Computing Starting Values by EM-REML

The EM-REML algorithm (Dempster, Laird, and Rubin, 1977) iteratively alternates between an expectation step and a maximization step to maximize the restricted log likelihood. The algorithm is based on augmenting the observed data $\mb {y}$ with the unobservable random effects $\bgamma$ , leading to a simplified form for the log likelihood. For example, if $\bG =\bI \sigma ^2_ a$ then given the realized values $\tilde{\bgamma }$ of the unobservable random effects $\bgamma$ , the REML estimate of $\sigma ^2_ a$ satisfies

$\widehat{\sigma }^2_ a = \frac{\tilde{\bgamma }\tilde{\bgamma }}{q - \sigma ^2/\sigma ^2_ a\mbox{tr}(\bC ^{aa})}$

This corresponds to the maximization step of EM-REML. However, the true realized values $\tilde{\bgamma }$ are unknown in practice. The expectation step of EM-REML replaces them with the conditional expected values $\widehat{\bgamma }$ of the random effects, given the observed data $\mb {y}$ and initial values for the parameters. The new estimate of $\sigma ^2_ a$ is used in turn to recalculate the conditional expected values, and the iteration is repeated until convergence.
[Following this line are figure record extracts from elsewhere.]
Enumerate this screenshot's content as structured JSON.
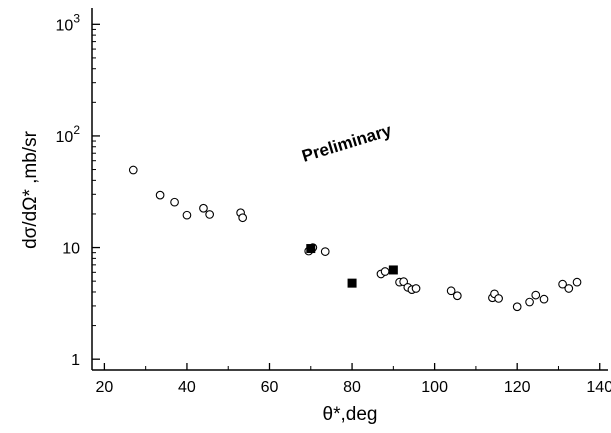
{
  "chart_data": {
    "type": "scatter",
    "xlabel": "θ*,deg",
    "ylabel": "dσ/dΩ* ,mb/sr",
    "xlim": [
      17,
      142
    ],
    "ylim": [
      0.8,
      1400
    ],
    "yscale": "log",
    "grid": false,
    "x_ticks": [
      20,
      40,
      60,
      80,
      100,
      120,
      140
    ],
    "y_ticks": [
      1,
      10,
      100,
      1000
    ],
    "y_tick_labels": [
      {
        "base": "1",
        "exp": ""
      },
      {
        "base": "10",
        "exp": ""
      },
      {
        "base": "10",
        "exp": "2"
      },
      {
        "base": "10",
        "exp": "3"
      }
    ],
    "annotation": "Preliminary",
    "series": [
      {
        "marker": "open-circle",
        "color": "#000000",
        "points": [
          [
            27,
            49.5
          ],
          [
            33.5,
            29.5
          ],
          [
            37,
            25.5
          ],
          [
            40,
            19.5
          ],
          [
            44,
            22.5
          ],
          [
            45.5,
            19.8
          ],
          [
            53,
            20.5
          ],
          [
            53.5,
            18.5
          ],
          [
            69.5,
            9.3
          ],
          [
            70.5,
            10.0
          ],
          [
            73.5,
            9.2
          ],
          [
            87,
            5.8
          ],
          [
            88,
            6.1
          ],
          [
            91.5,
            4.9
          ],
          [
            92.5,
            4.95
          ],
          [
            93.5,
            4.4
          ],
          [
            94.5,
            4.2
          ],
          [
            95.5,
            4.3
          ],
          [
            104,
            4.1
          ],
          [
            105.5,
            3.7
          ],
          [
            114,
            3.55
          ],
          [
            114.5,
            3.85
          ],
          [
            115.5,
            3.5
          ],
          [
            120,
            2.95
          ],
          [
            123,
            3.25
          ],
          [
            124.5,
            3.75
          ],
          [
            126.5,
            3.45
          ],
          [
            131,
            4.7
          ],
          [
            132.5,
            4.3
          ],
          [
            134.5,
            4.9
          ]
        ]
      },
      {
        "marker": "filled-square",
        "color": "#000000",
        "points": [
          [
            70,
            9.8
          ],
          [
            80,
            4.8
          ],
          [
            90,
            6.3
          ]
        ]
      }
    ]
  }
}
It is well known that EM-REML is generally more robust against a poor choice of starting values than general nonlinear optimization methods such as Newton-Raphson, though it tends to converge slowly as it approaches the optimum. The Newton-Raphson method, on the other hand, converges much faster when it has a good set of starting values. The HPMIXED procedure, thus, employs a scheme that uses EM-REML initially in order to get good starting values, and after a few iterations, when the decrease in log likelihood has significantly slowed down, switching to a more general nonlinear optimization technique (by default, quasi-Newton).